Anida Yoeu Ali

b. 1974, Battambang, Cambodia
Lives and works in Washington State, USA

Anida Yoeu Ali is an interdisciplinary artist whose works span performance, installation, new media, public encounters, and political agitation. She is a first-generation Muslim Khmer woman born in Cambodia and raised in Chicago.

Utilizing an interdisciplinary approach to artmaking, her installation and performance works investigate the artistic, spiritual, and political collisions of a hybrid transnational identity. Ali is the winner of the 2014-2015 Sovereign Asian Art Prize for her series ‘The Buddhist Bug’, a multidisciplinary work that investigates displacement and identity through humour, absurdity, and performance. Ali has performed and exhibited at the Palais de Tokyo, Musée d’art Contemporain Lyon, National Art Gallery of Malaysia, Fukuoka Asian Art Museum, Shangri La Museum of Islamic Art, Culture and Design, and Queensland Art Gallery & Gallery of Modern Art.

Her newest performance series ‘The Red Chador’ embodies how the mere existence of a Muslim woman can be misinterpreted in an era of heightened Islamophobia. Her artistic works have been the recipient of grants from the Rockefeller Foundation, Art Matters Foundation, Ford Foundation, National Endowment of the Arts and Tacoma Arts Commission. Ali’s pioneering poetry work with the critically acclaimed performance group ‘I Was Born with Two Tongues’ (1998-2003) is archived with the Smithsonian Asian Pacific American Program and the Hemispheric Institute. Currently based in Tacoma, Ali is also the co-founder of Studio Revolt, an independent artist-run media lab whose works have agitated the White House, won awards at film festivals, and have redefined what it means to create sans-studio and trans-nomadically.
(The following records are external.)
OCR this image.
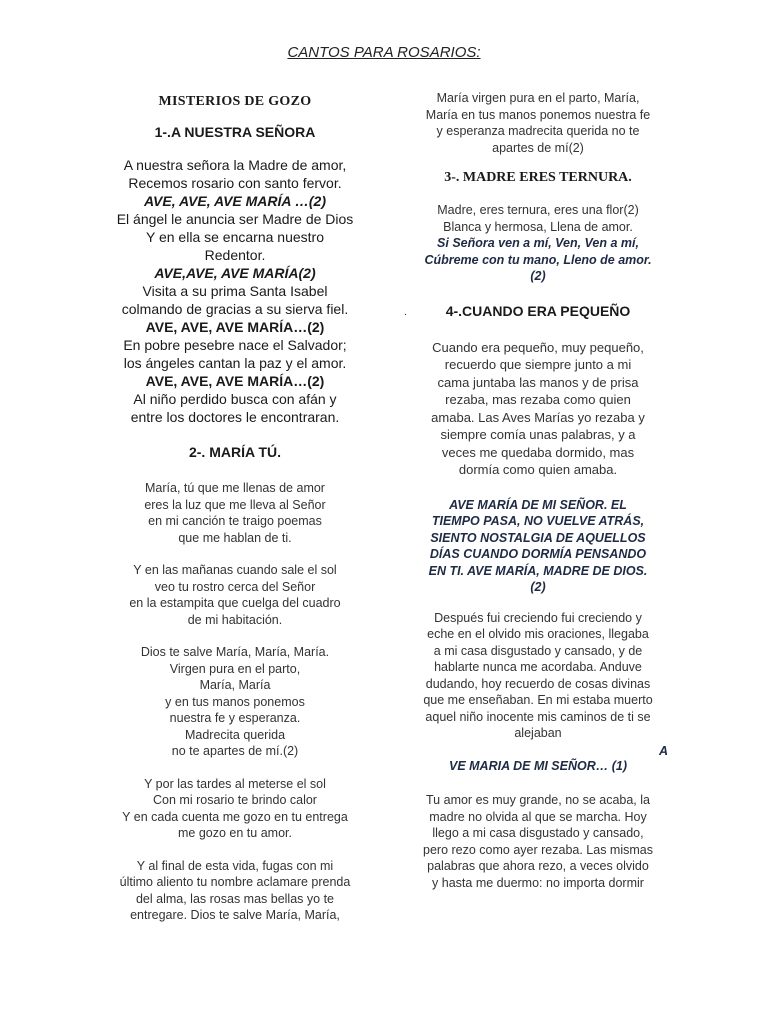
CANTOS PARA ROSARIOS:
MISTERIOS DE GOZO
1-.A NUESTRA SEÑORA
A nuestra señora la Madre de amor,
Recemos rosario con santo fervor.
AVE, AVE, AVE MARÍA …(2)
El ángel le anuncia ser Madre de Dios
Y en ella se encarna nuestro
Redentor.
AVE,AVE, AVE MARÍA(2)
Visita a su prima Santa Isabel
colmando de gracias a su sierva fiel.
AVE, AVE, AVE MARÍA…(2)
En pobre pesebre nace el Salvador;
los ángeles cantan la paz y el amor.
AVE, AVE, AVE MARÍA…(2)
Al niño perdido busca con afán y
entre los doctores le encontraran.
2-. MARÍA TÚ.
María, tú que me llenas de amor
eres la luz que me lleva al Señor
en mi canción te traigo poemas
que me hablan de ti.
Y en las mañanas cuando sale el sol
veo tu rostro cerca del Señor
en la estampita que cuelga del cuadro
de mi habitación.
Dios te salve María, María, María.
Virgen pura en el parto,
María, María
y en tus manos ponemos
nuestra fe y esperanza.
Madrecita querida
no te apartes de mí.(2)
Y por las tardes al meterse el sol
Con mi rosario te brindo calor
Y en cada cuenta me gozo en tu entrega
me gozo en tu amor.
Y al final de esta vida, fugas con mi
último aliento tu nombre aclamare prenda
del alma, las rosas mas bellas yo te
entregare. Dios te salve María, María,
María virgen pura en el parto, María,
María en tus manos ponemos nuestra fe
y esperanza madrecita querida no te
apartes de mí(2)
3-. MADRE ERES TERNURA.
Madre, eres ternura, eres una flor(2)
Blanca y hermosa, Llena de amor.
Si Señora ven a mí, Ven, Ven a mí,
Cúbreme con tu mano, Lleno de amor.
(2)
.	4-.CUANDO ERA PEQUEÑO
Cuando era pequeño, muy pequeño,
recuerdo que siempre junto a mi
cama juntaba las manos y de prisa
rezaba, mas rezaba como quien
amaba. Las Aves Marías yo rezaba y
siempre comía unas palabras, y a
veces me quedaba dormido, mas
dormía como quien amaba.
AVE MARÍA DE MI SEÑOR. EL
TIEMPO PASA, NO VUELVE ATRÁS,
SIENTO NOSTALGIA DE AQUELLOS
DÍAS CUANDO DORMÍA PENSANDO
EN TI. AVE MARÍA, MADRE DE DIOS.
(2)
Después fui creciendo fui creciendo y
eche en el olvido mis oraciones, llegaba
a mi casa disgustado y cansado, y de
hablarte nunca me acordaba. Anduve
dudando, hoy recuerdo de cosas divinas
que me enseñaban. En mi estaba muerto
aquel niño inocente mis caminos de ti se
alejaban
A
VE MARIA DE MI SEÑOR… (1)
Tu amor es muy grande, no se acaba, la
madre no olvida al que se marcha. Hoy
llego a mi casa disgustado y cansado,
pero rezo como ayer rezaba. Las mismas
palabras que ahora rezo, a veces olvido
y hasta me duermo: no importa dormir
Ali holds an MFA from School of the Art Institute Chicago (2010) and a BFA from University of Illinois, Urbana-Champaign (1998). Ali currently serves as an Artist-in-Residence at the University of Washington, Bothell where she teaches courses in Interdisciplinary Arts, Global Studies, and American & Ethnic Studies.

Anida Yoeu Ali will return again to Oahu for more work with ‘The Red Chador: Genesis I’ performance in 2022 as part of ConFest Hawaii 2022.